Anastasia Naritsin, DO1, Randall Pellish, MD2 1Lahey Hospital and Medical Center, Burlington, MA; 2Lahey Hospital, Burlington, MA
Introduction: Olmesartan, an angiotensin-receptor blocker used to treat hypertension became commercially available in 2002. Since 2012, it has been reported in cohorts as causing proximal small bowel inflammation that can mimic signs of celiac disease, including severe diarrhea, weight loss, and intestinal inflammation with villous atrophy on histopathology. The cohorts of olmesartan-induced celiac-like pathology have demonstrated proximal small intestinal inflammation which resolves with discontinuation of olmesartan. A more extensive, multifocal small bowel inflammatory process including luminal stricturing that mimics Crohn’s disease has not been reported.
Case Description/Methods: 77-year-old male with a past medical history of hypothyroidism and hypertension was referred with chronic non-bloody diarrhea, abdominal pain, and 30-pound weight loss over three months. Initial evaluation revealed elevated fecal calprotectin 1250, CRP 69, negative tissue transglutaminase IgA, EGD with active duodenitis with villous blunting and duodenal stricturing, colonoscopy with ileal ulcerations, and abdominopelvic CT with long segment ileal inflammation. Further evaluation revealed HLA DQ2 homozygous genetic profile. After prednisone initiation, he started ustekinumab along with a gluten-free diet. On this regimen, he achieved moderate improvement in symptoms.

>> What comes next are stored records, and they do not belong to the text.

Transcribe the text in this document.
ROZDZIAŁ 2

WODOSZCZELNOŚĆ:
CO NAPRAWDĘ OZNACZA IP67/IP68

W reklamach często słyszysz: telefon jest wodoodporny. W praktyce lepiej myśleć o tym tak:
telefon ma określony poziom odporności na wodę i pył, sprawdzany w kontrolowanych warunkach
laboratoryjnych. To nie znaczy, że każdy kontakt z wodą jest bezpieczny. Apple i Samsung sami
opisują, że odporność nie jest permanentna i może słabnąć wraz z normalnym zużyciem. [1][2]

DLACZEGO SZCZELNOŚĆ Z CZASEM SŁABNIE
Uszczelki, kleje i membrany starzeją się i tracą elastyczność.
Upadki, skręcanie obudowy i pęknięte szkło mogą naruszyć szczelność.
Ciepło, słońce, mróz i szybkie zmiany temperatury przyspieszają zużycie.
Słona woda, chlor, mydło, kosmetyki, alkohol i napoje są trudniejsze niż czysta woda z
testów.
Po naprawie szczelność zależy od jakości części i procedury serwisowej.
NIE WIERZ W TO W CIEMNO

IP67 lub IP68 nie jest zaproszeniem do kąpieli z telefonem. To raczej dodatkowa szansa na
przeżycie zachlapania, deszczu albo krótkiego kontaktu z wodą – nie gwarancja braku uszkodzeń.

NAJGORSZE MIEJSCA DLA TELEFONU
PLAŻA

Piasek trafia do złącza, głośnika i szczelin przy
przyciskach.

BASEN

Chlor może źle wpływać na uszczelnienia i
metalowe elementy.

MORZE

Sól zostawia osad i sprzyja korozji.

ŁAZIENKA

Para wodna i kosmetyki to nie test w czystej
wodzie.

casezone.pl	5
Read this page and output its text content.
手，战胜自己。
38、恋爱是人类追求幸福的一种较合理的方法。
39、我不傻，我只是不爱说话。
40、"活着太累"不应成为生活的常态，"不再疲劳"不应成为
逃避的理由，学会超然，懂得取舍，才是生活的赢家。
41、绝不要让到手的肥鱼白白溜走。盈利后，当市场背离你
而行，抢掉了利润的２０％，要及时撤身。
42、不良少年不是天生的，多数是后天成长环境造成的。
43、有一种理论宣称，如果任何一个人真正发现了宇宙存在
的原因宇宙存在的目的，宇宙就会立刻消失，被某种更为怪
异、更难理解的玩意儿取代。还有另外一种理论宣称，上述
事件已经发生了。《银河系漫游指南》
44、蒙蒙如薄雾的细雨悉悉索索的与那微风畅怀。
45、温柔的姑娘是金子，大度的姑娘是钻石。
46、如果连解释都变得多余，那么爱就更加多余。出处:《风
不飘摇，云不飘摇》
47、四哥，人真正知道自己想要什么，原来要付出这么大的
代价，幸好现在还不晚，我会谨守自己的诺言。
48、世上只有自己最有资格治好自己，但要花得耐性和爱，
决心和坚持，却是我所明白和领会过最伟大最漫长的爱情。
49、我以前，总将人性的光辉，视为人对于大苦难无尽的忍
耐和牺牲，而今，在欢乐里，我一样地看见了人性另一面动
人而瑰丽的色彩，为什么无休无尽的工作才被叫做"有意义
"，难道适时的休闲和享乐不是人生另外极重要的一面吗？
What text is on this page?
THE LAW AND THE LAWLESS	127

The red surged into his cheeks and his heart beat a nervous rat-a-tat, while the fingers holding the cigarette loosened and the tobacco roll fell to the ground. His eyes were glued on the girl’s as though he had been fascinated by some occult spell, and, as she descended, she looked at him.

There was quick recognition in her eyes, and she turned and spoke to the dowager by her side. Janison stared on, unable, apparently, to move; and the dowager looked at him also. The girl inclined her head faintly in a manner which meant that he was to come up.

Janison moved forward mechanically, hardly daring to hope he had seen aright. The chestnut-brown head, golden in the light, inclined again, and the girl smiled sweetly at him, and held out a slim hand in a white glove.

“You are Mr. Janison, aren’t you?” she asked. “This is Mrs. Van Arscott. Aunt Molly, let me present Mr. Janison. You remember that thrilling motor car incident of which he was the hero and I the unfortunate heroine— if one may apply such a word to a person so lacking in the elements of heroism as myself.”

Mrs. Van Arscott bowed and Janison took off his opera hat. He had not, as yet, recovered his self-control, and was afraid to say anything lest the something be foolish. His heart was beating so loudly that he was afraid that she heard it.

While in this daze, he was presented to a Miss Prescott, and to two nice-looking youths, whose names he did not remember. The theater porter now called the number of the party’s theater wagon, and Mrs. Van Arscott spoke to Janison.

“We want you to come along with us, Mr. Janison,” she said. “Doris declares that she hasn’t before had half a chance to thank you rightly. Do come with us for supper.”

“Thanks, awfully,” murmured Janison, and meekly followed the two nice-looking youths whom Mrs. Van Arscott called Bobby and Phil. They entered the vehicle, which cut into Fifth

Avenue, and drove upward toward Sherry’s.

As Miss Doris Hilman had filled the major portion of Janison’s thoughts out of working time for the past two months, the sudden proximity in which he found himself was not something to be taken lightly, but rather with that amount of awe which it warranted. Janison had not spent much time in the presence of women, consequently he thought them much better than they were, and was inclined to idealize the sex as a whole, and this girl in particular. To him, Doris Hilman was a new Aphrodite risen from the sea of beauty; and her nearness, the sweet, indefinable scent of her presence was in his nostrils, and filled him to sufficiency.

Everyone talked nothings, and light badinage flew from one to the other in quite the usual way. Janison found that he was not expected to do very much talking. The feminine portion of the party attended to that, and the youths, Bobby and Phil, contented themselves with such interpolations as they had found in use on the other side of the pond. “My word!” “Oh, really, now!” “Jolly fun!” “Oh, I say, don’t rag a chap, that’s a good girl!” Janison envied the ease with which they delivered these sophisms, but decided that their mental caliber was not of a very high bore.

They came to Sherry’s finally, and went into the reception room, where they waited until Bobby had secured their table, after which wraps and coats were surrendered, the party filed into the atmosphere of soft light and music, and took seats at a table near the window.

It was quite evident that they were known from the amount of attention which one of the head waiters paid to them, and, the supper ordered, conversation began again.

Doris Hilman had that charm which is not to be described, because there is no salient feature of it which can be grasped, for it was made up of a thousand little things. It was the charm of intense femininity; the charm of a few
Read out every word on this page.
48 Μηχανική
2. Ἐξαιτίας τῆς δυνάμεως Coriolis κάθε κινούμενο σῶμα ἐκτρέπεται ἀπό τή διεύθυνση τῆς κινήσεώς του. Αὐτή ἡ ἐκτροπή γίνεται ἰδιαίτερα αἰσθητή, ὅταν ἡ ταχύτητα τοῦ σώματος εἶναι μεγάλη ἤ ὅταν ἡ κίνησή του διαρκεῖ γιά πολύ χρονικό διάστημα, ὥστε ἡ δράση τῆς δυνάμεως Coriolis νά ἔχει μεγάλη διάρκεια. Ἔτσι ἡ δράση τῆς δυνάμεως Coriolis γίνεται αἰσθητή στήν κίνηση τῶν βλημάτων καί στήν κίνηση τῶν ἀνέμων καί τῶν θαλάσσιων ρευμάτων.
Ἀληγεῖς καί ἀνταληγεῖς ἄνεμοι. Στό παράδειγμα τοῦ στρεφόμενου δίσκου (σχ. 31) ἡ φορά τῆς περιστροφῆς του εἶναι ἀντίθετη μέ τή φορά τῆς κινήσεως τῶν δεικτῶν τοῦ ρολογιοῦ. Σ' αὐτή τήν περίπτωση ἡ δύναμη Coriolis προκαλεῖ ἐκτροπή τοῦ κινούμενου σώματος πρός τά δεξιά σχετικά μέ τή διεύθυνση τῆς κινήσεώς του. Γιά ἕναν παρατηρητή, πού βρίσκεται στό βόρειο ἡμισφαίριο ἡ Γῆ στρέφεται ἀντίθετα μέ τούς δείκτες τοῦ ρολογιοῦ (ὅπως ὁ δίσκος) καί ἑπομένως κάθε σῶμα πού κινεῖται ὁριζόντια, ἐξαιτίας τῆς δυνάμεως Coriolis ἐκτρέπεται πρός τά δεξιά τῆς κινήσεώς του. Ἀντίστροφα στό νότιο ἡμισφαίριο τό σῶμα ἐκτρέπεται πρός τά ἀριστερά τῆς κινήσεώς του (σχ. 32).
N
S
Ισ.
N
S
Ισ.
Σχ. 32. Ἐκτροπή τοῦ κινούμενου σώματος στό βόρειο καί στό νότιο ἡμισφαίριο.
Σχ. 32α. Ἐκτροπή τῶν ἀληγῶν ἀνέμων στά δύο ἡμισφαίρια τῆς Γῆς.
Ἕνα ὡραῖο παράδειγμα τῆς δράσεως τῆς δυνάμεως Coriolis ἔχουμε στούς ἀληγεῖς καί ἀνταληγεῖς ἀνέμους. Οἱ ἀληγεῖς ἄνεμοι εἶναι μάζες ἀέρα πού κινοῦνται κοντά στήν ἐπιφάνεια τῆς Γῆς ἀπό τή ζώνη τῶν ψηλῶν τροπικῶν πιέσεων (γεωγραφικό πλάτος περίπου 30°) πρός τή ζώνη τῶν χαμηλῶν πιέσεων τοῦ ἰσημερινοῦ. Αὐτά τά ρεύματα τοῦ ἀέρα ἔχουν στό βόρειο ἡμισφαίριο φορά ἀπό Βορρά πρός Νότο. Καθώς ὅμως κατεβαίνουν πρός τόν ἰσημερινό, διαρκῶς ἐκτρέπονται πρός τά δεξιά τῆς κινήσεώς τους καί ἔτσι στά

Despite one year of medical therapy and gluten abstinence, repeat EGD revealed continued diffuse duodenal bulb inflammation with ulcerations and luminal stricturing (figure 1a). Prednisone therapy was restarted and ustekinumab was discontinued due to lack of response. With concern of possible olmesartan-induced inflammation, olmesartan was discontinued. Symptoms improved and repeat EGD 2 months later revealed near complete resolution of inflammation and luminal narrowing, with improvement of villous blunting (figure 1b). Colonoscopy showed complete resolution of ileitis. The patient successfully tapered off steroids and re-introduced gluten without symptom recurrence.
Discussion: Our case illustrates a constellation of symptoms, imaging, endoscopic, and histopathologic findings that painted a picture of ileal and duodenal stricturing Crohn’s disease, ultimately revealing an olmesartan-induced enteropathy. Although olmesartan-induced enteropathy is described to cause a proximal small bowel, celiac-like pathology, our case indicates patients may experience more extensive small bowel inflammation, including luminal narrowing which may mimic a Crohn’s-like picture.
Figure: Title: Crohn's-Like Picture in Olmesartan-Induced Enteropathy
EGD showing resolution of duodenal stricturing after olmesartan discontinuation.
A: Duodenal stricturing on olmasartan B: Resolution of duodenal striucturing off olmasartan
Disclosures:
Anastasia Naritsin indicated no relevant financial relationships.
Randall Pellish indicated no relevant financial relationships.
Anastasia Naritsin, DO1, Randall Pellish, MD2. P0805 - Olmesartan-Induced Enteropathy Mimicking Ileal and Duodenal Crohn’s Disease, ACG 2023 Annual Scientific Meeting Abstracts. Vancouver, BC, Canada: American College of Gastroenterology.